Das Geschwornengericht verurteilte den Angeklagten wegen dieses schweren Raubes nach §§ 142 Abs 1, 143 zweiter Fall StGB (Punkt 1 des Urteilssatzes) sowie der (ihm auf Grund des insoweit unbekämpft gebliebenen Schuldspruchs weiters zur Last liegenden) Verbrechen der versuchten schweren Nötigung nach §§ 15, 105 Abs 1, 106 Abs 1 Z 1 StGB (Punkt 3) und des Zwanges zur Unzucht nach § 203 Abs 1 StGB (Punkt 2), ferner der Vergehen des Diebstahls nach § 127 Abs 1 StGB (Punkt 7), des versuchten unbefugten Gebrauches von Fahrzeugen nach §§ 15, 136 Abs 1 StGB (Punkt 4), des Betruges nach § 146 StGB (Punkt 5) und der Urkundenunterdrückung nach § 229 Abs 1 StGB (Punkt 6) nach §§ 28, 143 erster Strafsatz StGB zu einer Freiheitsstrafe in der Dauer von acht Jahren.

Bei der Strafbemessung wertete es das Zusammentreffen von drei Verbrechen und vier Vergehen, die dem schweren Raub vorangegangene reifliche Überlegung und sorgfältige Vorbereitung der Tat, die Intensität und lange Dauer der Unzuchtshandlungen, die aus dem Zwang zur Unzucht entstandene Gesundheitsschädigung (Schockzustand, Infektion der Scheide), die Begehung der (versuchten) schweren Nötigung gegenüber zwei Personen, die auf der gleichen schädlichen Neigung beruhenden Vorstrafen und die Begehung der Straftaten während eines gegen den Angeklagten beim Landesgericht Innsbruck anhängigen (weiteren) Strafverfahrens, in welchem ihm erst rund einen Monat vorher die Anklageschrift zugestellt worden war, als erschwerend, während es das reumütige Geständnis, die Begehung der Straftaten vor Vollendung des 21. Lebensjahres, die Verwahrlosung des Angeklagten und dessen psychopathische Veranlagung, den Umstand, daß es bei der schweren Nötigung und beim unbefugten Fahrzeuggebrauch beim Versuch blieb sowie die teilweise Schadensgutmachung durch Zahlung des Betrages von 500 S an Helga K*** und Sicherstellung des Diebsgutes (Schreckschußpistole), als mildernd berücksichtigte.

Mit den Berufungen strebt der Angeklagte eine Herabsetzung der über ihn verhängten Freiheitsstrafe an, während die Staatsanwaltschaft deren Erhöhung begehrt.

Beiden Berufungen kommt keine Berechtigung zu.

Das Erstgericht hat die Strafzumessungsgründe im wesentlichen vollständig festgestellt und auch zutreffend gewürdigt.
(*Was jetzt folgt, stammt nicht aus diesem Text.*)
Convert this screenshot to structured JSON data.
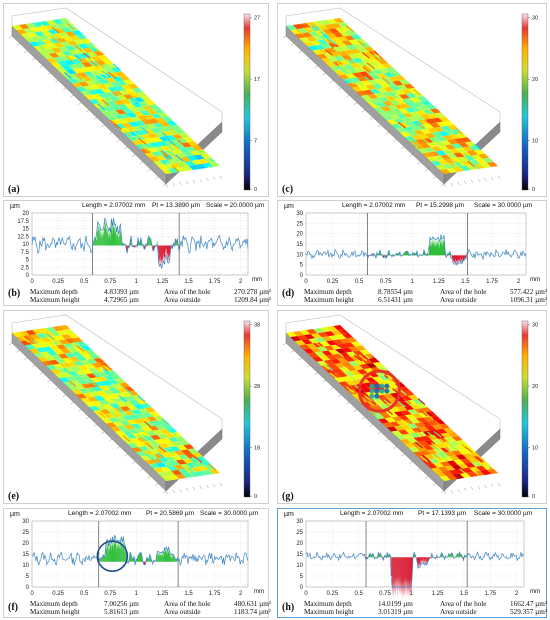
{
  "panels": {
    "a": {
      "label": "(a)",
      "scale_ticks": [
        "27",
        "17",
        "7",
        "0"
      ],
      "cmap": "jet"
    },
    "c": {
      "label": "(c)",
      "scale_ticks": [
        "30",
        "20",
        "10",
        "0"
      ],
      "cmap": "jet"
    },
    "e": {
      "label": "(e)",
      "scale_ticks": [
        "38",
        "28",
        "18",
        "0"
      ],
      "cmap": "jet"
    },
    "g": {
      "label": "(g)",
      "scale_ticks": [
        "30",
        "20",
        "10",
        "0"
      ],
      "cmap": "jet"
    }
  },
  "profiles": {
    "b": {
      "label": "(b)",
      "length": "Length = 2.07002 mm",
      "pt": "Pt = 13.3890 µm",
      "scale": "Scale = 20.0000 µm",
      "unit": "µm",
      "xunit": "mm",
      "yticks": [
        "20",
        "17.5",
        "15",
        "12.5",
        "10",
        "7.5",
        "5",
        "2.5",
        "0"
      ],
      "xticks": [
        "0",
        "0.25",
        "0.5",
        "0.75",
        "1",
        "1.25",
        "1.5",
        "1.75",
        "2"
      ],
      "ymax": 20,
      "stats": {
        "max_depth_label": "Maximum depth",
        "max_depth": "4.83393 µm",
        "max_height_label": "Maximum height",
        "max_height": "4.72965 µm",
        "hole_label": "Area of the hole",
        "hole": "270.278 µm²",
        "outside_label": "Area outside",
        "outside": "1209.84 µm²"
      }
    },
    "d": {
      "label": "(d)",
      "length": "Length = 2.07002 mm",
      "pt": "Pt = 15.2998 µm",
      "scale": "Scale = 30.0000 µm",
      "unit": "µm",
      "xunit": "mm",
      "yticks": [
        "30",
        "25",
        "20",
        "15",
        "10",
        "5",
        "0"
      ],
      "xticks": [
        "0",
        "0.25",
        "0.5",
        "0.75",
        "1",
        "1.25",
        "1.5",
        "1.75",
        "2"
      ],
      "ymax": 30,
      "stats": {
        "max_depth_label": "Maximum depth",
        "max_depth": "8.78554 µm",
        "max_height_label": "Maximum height",
        "max_height": "6.51431 µm",
        "hole_label": "Area of the hole",
        "hole": "577.422 µm²",
        "outside_label": "Area outside",
        "outside": "1096.31 µm²"
      }
    },
    "f": {
      "label": "(f)",
      "length": "Length = 2.07002 mm",
      "pt": "Pt = 20.5869 µm",
      "scale": "Scale = 30.0000 µm",
      "unit": "µm",
      "xunit": "mm",
      "yticks": [
        "30",
        "25",
        "20",
        "15",
        "10",
        "5",
        "0"
      ],
      "xticks": [
        "0",
        "0.25",
        "0.5",
        "0.75",
        "1",
        "1.25",
        "1.5",
        "1.75",
        "2"
      ],
      "ymax": 30,
      "stats": {
        "max_depth_label": "Maximum depth",
        "max_depth": "7.00256 µm",
        "max_height_label": "Maximum height",
        "max_height": "5.81613 µm",
        "hole_label": "Area of the hole",
        "hole": "480.631 µm²",
        "outside_label": "Area outside",
        "outside": "1183.74 µm²"
      }
    },
    "h": {
      "label": "(h)",
      "length": "Length = 2.07002 mm",
      "pt": "Pt = 17.1393 µm",
      "scale": "Scale = 30.0000 µm",
      "unit": "µm",
      "xunit": "mm",
      "yticks": [
        "30",
        "25",
        "20",
        "15",
        "10",
        "5",
        "0"
      ],
      "xticks": [
        "0",
        "0.25",
        "0.5",
        "0.75",
        "1",
        "1.25",
        "1.5",
        "1.75",
        "2"
      ],
      "ymax": 30,
      "stats": {
        "max_depth_label": "Maximum depth",
        "max_depth": "14.0199 µm",
        "max_height_label": "Maximum height",
        "max_height": "3.01319 µm",
        "hole_label": "Area of the hole",
        "hole": "1662.47 µm²",
        "outside_label": "Area outside",
        "outside": "529.357 µm²"
      }
    }
  },
  "colors": {
    "profile_line": "#3f86c4",
    "hole_above": "#2fbf3a",
    "hole_below": "#d81b33",
    "grid": "#d4d4d4",
    "highlight_border": "#5aa0d8",
    "circle_red": "#e8332a",
    "circle_blue": "#1e4d8c"
  }
}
Unbeachtet gebliebene (sei es zu Gunsten oder zu Ungunsten des Angeklagten sprechende) Umstände von solchem Gewicht, daß sie eine Änderung des Strafmaßes (nach oben oder unten) rechtfertigen könnten, vermag nach Auffassung des Obersten Gerichtshofes im Ergebnis keiner der beiden Rechtsmittelwerber aufzuzeigen.

Bei sachgerechtem Abwägen der vorliegenden Strafzumessungsgründe zeigt sich sohin, daß die vom Erstgericht ausgesprochene Freiheitsstrafe in der Dauer von acht Jahren - zumal unter Bedacht darauf, daß der Angeklagte das Strafübel des Freiheitsentzuges bisher noch nicht zu verspüren bekommen hat - nach seiner tat- und persönlichkeitsbezogenen Schuld (§ 32 StGB) nicht zu gering, aber auch keineswegs zu hoch ausgemessen wurde.

Den Berufungen mußte daher gleichfalls ein Erfolg versagt bleiben.

Die Kostenentscheidung fußt auf der bezogenen Gesetzesstelle.